好きな人が選んだから、自分も好きになるなんて、そんな単純ではないと自分では思っている。
でも、好きな人が選ぶものに対して、理解はしたい。

「時の雫」自体が好きとかそうでないとかという感情はさほどなかった。ライブでは結構よく聴く方ならば、他の楽曲でもいいのになと感じた経験は否定しない。
だからと言って、「なんでこの曲?」と思うほど、ネガティブな感情もない。そんな存在。

ただ、20数曲しかないセットリストに、それだけ登場するということは、きっと何か意味があるはずなのだ。
セットリストのベースを決めているのはJIRO。もちろん彼1人の独断ではないが、本人がやりたいという曲を頭ごなしにやらないなんていうメンバーばいないだろうから、彼が何かしらの基準で選んでいるのだろう。

そうとなれば、なぜそれほどライブにおける登場回数が多いのか。
楽曲が好きであると言うのは当たり前のことだ。ただ、シングル曲ではあるものの、目立った存在でもないし、ライブを盛り上げる存在でもないような…。

しかし、昨年7月のFCライブでその意味が理解できたような気がする。
いや、違う。本人がなぜそう思ったのかがわかったのではなく、その楽曲を選びたいと感じる理由の方だ。

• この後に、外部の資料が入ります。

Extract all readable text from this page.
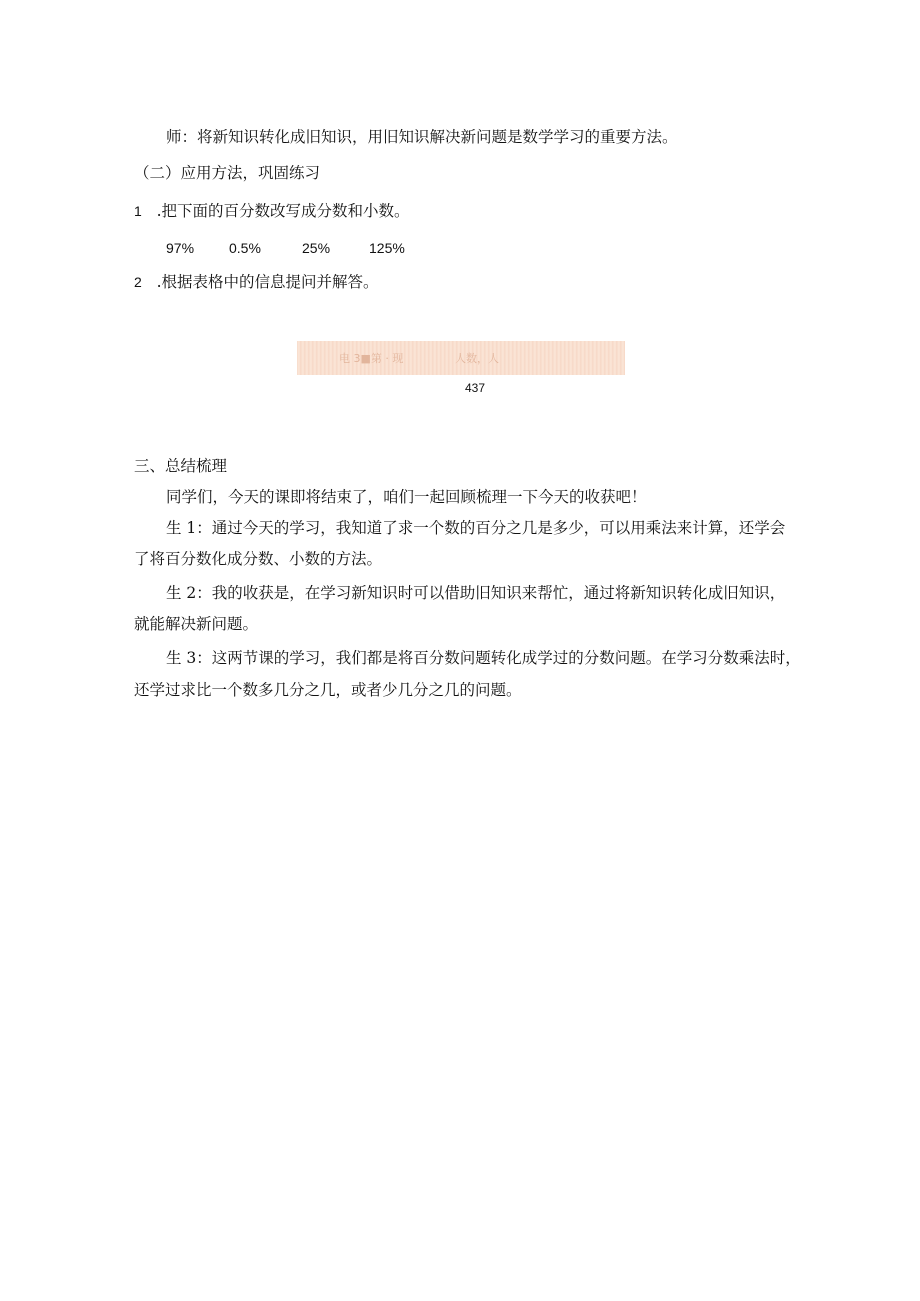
师：将新知识转化成旧知识，用旧知识解决新问题是数学学习的重要方法。
（二）应用方法，巩固练习
1 .把下面的百分数改写成分数和小数。
97% 0.5%	25%	125%
2 .根据表格中的信息提问并解答。
电 3■第 · 现	人数，人
437
三、总结梳理
同学们，今天的课即将结束了，咱们一起回顾梳理一下今天的收获吧！
生 1：通过今天的学习，我知道了求一个数的百分之几是多少，可以用乘法来计算，还学会
了将百分数化成分数、小数的方法。
生 2：我的收获是，在学习新知识时可以借助旧知识来帮忙，通过将新知识转化成旧知识，
就能解决新问题。
生 3：这两节课的学习，我们都是将百分数问题转化成学过的分数问题。在学习分数乘法时，
还学过求比一个数多几分之几，或者少几分之几的问题。
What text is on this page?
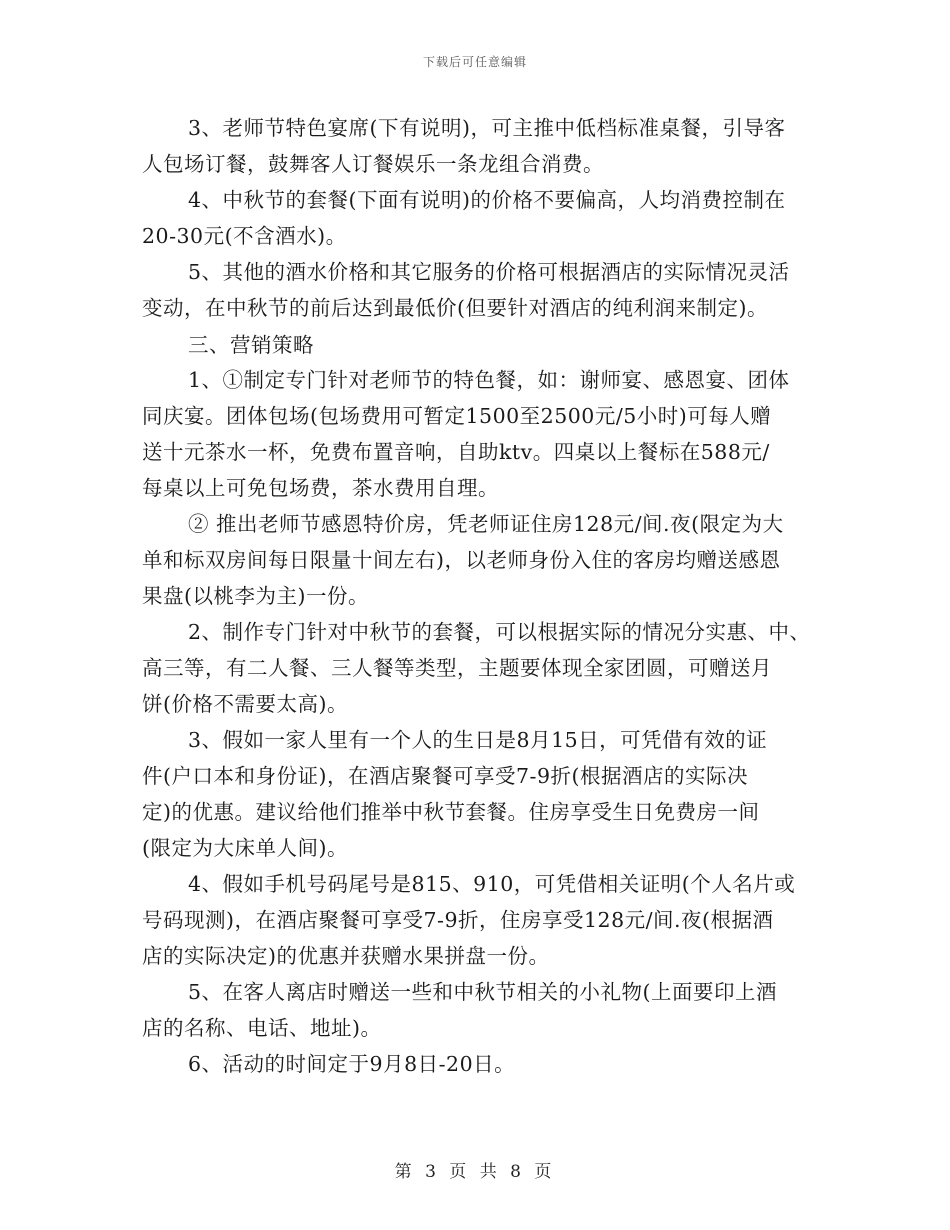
下载后可任意编辑
3、老师节特色宴席(下有说明)，可主推中低档标准桌餐，引导客
人包场订餐，鼓舞客人订餐娱乐一条龙组合消费。
4、中秋节的套餐(下面有说明)的价格不要偏高，人均消费控制在
20-30元(不含酒水)。
5、其他的酒水价格和其它服务的价格可根据酒店的实际情况灵活
变动，在中秋节的前后达到最低价(但要针对酒店的纯利润来制定)。
三、营销策略
1、①制定专门针对老师节的特色餐，如：谢师宴、感恩宴、团体
同庆宴。团体包场(包场费用可暂定1500至2500元/5小时)可每人赠
送十元茶水一杯，免费布置音响，自助ktv。四桌以上餐标在588元/
每桌以上可免包场费，茶水费用自理。
② 推出老师节感恩特价房，凭老师证住房128元/间.夜(限定为大
单和标双房间每日限量十间左右)，以老师身份入住的客房均赠送感恩
果盘(以桃李为主)一份。
2、制作专门针对中秋节的套餐，可以根据实际的情况分实惠、中、
高三等，有二人餐、三人餐等类型，主题要体现全家团圆，可赠送月
饼(价格不需要太高)。
3、假如一家人里有一个人的生日是8月15日，可凭借有效的证
件(户口本和身份证)，在酒店聚餐可享受7-9折(根据酒店的实际决
定)的优惠。建议给他们推举中秋节套餐。住房享受生日免费房一间
(限定为大床单人间)。
4、假如手机号码尾号是815、910，可凭借相关证明(个人名片或
号码现测)，在酒店聚餐可享受7-9折，住房享受128元/间.夜(根据酒
店的实际决定)的优惠并获赠水果拼盘一份。
5、在客人离店时赠送一些和中秋节相关的小礼物(上面要印上酒
店的名称、电话、地址)。
6、活动的时间定于9月8日-20日。
第 3 页 共 8 页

あの日のTERUの声は、言うまでもなく同時では最もよかった(「最も良かった」はここ最近特に、ライブの度に更新中)。
彼のボーカリストとしてのポテンシャルの高さを見せつけられたような気がした。今までの時の雫では感じなかったその感覚。

時の雫のもつ楽曲としてのポテンシャルを、リリースから20年近く経った今でもまだ引き出せるとは…TERUの声のもつ様々な表情が、とにかく何度も見ることができる。
力強くて安心感のある声も、優しくて繊細な声も、艶のあるセクシーな声も。
1曲の中で見せる声の表情のなんとも広いことか。

それを支えるベースがまた歌っている。TERUの歌を彼の背中を見ながら支えるベーシストだからこそ得られる手応えのようなものが、時の雫にはあるのではないか。
昨年のFCライブでのベースは、いつにも増してTERUの多彩な声を喜んでいるかのようにも感じられた。

今後、ライブで聴けた時には、50歳をすぎても尚進化の止まらないTERUの声色の多さを存分に噛み締めたい。